Igor said later that he couldn't think straight because he was worried about Lematchko. But she was well taken care of!
Roger,
I don't see that anybody in this thread has objected to the one-hour Rubinstein rule.
? are you referring to my reply to Aris who was suggesting using the full time control instead of one hour? (i.e. as an objection to the one hour rule).
Hi Roger, I wasn't objecting to the one-hour rule, but I was strongly objecting to the zero-minute rule. I just cannot see how that could be implemented at places like the RA.
Then, and meant in passing, I just mentioned that for all I care, the time could be as long as the first time control, which would make it at least 30-60 minutes anyways.
Since I'm posting anyway, I don't understand the comparisons to sports and other activities, like golf, etc. Chess is different, and the game can start without either, or even both players being there. I don't see the need to pigeonhole chess into sports, etc.
Re: New rules for Dresden Olympiad will improve chess
The new rule requiring both players to be present at the start of the game is way past due.:) What other sport / game allows a player to be up to one hour late and still continue!? In golf, lateness up to 5 minutes on the first tee to start a competitive round is penalized by a two-stroke penalty, while more than 5 minutes is penalized by disqualification.

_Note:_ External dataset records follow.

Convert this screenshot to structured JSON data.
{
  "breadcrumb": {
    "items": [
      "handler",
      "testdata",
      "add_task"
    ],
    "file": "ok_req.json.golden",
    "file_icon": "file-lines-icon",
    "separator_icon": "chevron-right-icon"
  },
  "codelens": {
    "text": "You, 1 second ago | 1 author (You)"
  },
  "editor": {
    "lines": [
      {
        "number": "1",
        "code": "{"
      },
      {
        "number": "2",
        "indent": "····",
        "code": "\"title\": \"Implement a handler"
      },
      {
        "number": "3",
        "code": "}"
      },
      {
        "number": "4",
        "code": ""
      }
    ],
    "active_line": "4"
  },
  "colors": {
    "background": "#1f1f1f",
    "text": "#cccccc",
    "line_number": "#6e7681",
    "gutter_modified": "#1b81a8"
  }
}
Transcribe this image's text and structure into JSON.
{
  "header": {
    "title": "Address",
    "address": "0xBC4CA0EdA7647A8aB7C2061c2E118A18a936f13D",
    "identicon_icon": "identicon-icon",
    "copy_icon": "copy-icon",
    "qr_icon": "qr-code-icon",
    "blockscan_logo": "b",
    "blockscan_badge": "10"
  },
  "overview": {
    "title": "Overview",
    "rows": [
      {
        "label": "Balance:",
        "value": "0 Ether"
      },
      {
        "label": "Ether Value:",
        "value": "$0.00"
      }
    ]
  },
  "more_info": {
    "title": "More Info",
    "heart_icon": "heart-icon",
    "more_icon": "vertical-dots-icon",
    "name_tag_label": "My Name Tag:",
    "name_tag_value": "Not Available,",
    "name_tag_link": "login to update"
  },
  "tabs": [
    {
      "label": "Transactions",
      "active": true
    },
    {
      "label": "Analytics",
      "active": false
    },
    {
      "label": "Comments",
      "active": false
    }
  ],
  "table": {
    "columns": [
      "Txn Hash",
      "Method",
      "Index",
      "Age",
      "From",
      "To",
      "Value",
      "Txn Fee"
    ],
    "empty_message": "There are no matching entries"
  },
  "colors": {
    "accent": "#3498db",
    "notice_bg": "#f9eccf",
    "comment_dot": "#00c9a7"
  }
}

I remember an interesting incident from Minneapolis 2005, the super-Swiss HB Global Challenge, with 50 GMs in the top section and about 1,500 players overall in seven sections, for a nine-round Swiss. The first round began at 6 p.m., and then the next four days each had two rounds per day, with the second round each of those days starting at 5 p.m. Dutch GM Loek Van Wely and his girlfriend (a lovely young lady playing in the U2200 section which I was working) arrived in the hall at just before 6 p.m. for round three, to find their clocks running and close to losing by forfeit! They were nearly an hour late, and both thought the round was supposed to start at 6 p.m.!! Van Wely managed to win his game, but he got very short of time for the first control. His girlfriend lost, due to time shortage, which caused her to play weaker than usual.
Another point not yet made by anyone on this thread is that with technology like MonRoi and sensory boards available, for live online coverage, a player with the Black pieces could conceivably sit in his / her hotel room, log onto the tournament site, and learn their opponent's first move, while giving up some time on the clock, and gain a bit of a preparation advantage; as they have not yet appeared at the board, the game has not yet started for them, and consulting books or databases would still be legal. It's a small point, I know, but it may have been on the organizers' minds when they brought this rule into force for Dresden.
Re: New rules for Dresden Olympiad will improve chess
Sorry, but I still don't agree with the argument comparing sports and other games to chess. By the way, you can buy-in to a poker tournament and never show up until you're blinded out, but I digress. Anyway, what is the ADDED VALUE of imposing tight punctionality restrictions on chess? I do not agree that because sports and many other games do it, that that is a good reason. Really, aside from saying it's the right thing to do, what is the genuine added value to doing it? When I am ready before my opponent, I really cannot care less when he shows up. Does it bother anyone else that their opponent's time runs low while they get to walk around and observe the other games?
Also, from a TD viewpoint, how would you enforce it? And I could not justify doing it.
Just my 2c, and maybe we should just agree to disagree. We can just cast our votes.
Re: New rules for Dresden Olympiad will improve chess
Chess is not like any other sport... It's technically not even a sport in any case. Have we seen chess in the Beijing Olympiads? I was watching the whole time and all I saw was america swimming and track... God that was terrible... I really wanted to watch pingpong and other unordinary sports, like chess maybe. Unfortunately, chess will probably never be a sport unless chess countries overtake the US in everything. Maybe China will decide chess is a sport when one of their players become world champion?
Re: New rules for Dresden Olympiad will improve chess
I can see swimming as a sport if it's a race but diving is more art than sport with juried decisions disempowering the athletes. It's for show, for television, commodified and therefore made punctual for ease of broadcast. The simul handshakes are impressive TV and I expect the only time the late rule will be enforced is if (reader alert: Bulgarian Variation;) someone deliberately comes late to avoid shaking hands. See Short-Cheparinov Corus 2008.
Professional sports are professionals. The Olympics are amateur. Free TV content like talent shows are cheap entertainment because the performers aren't professionals. They come cheap for the glory. Someone else profits from their exhibitionism. Expecting professional punctuality via draconian punishments is surreal.
The biggest rule change: accelerated pairings. It wasn't even mentioned but seems an improvement.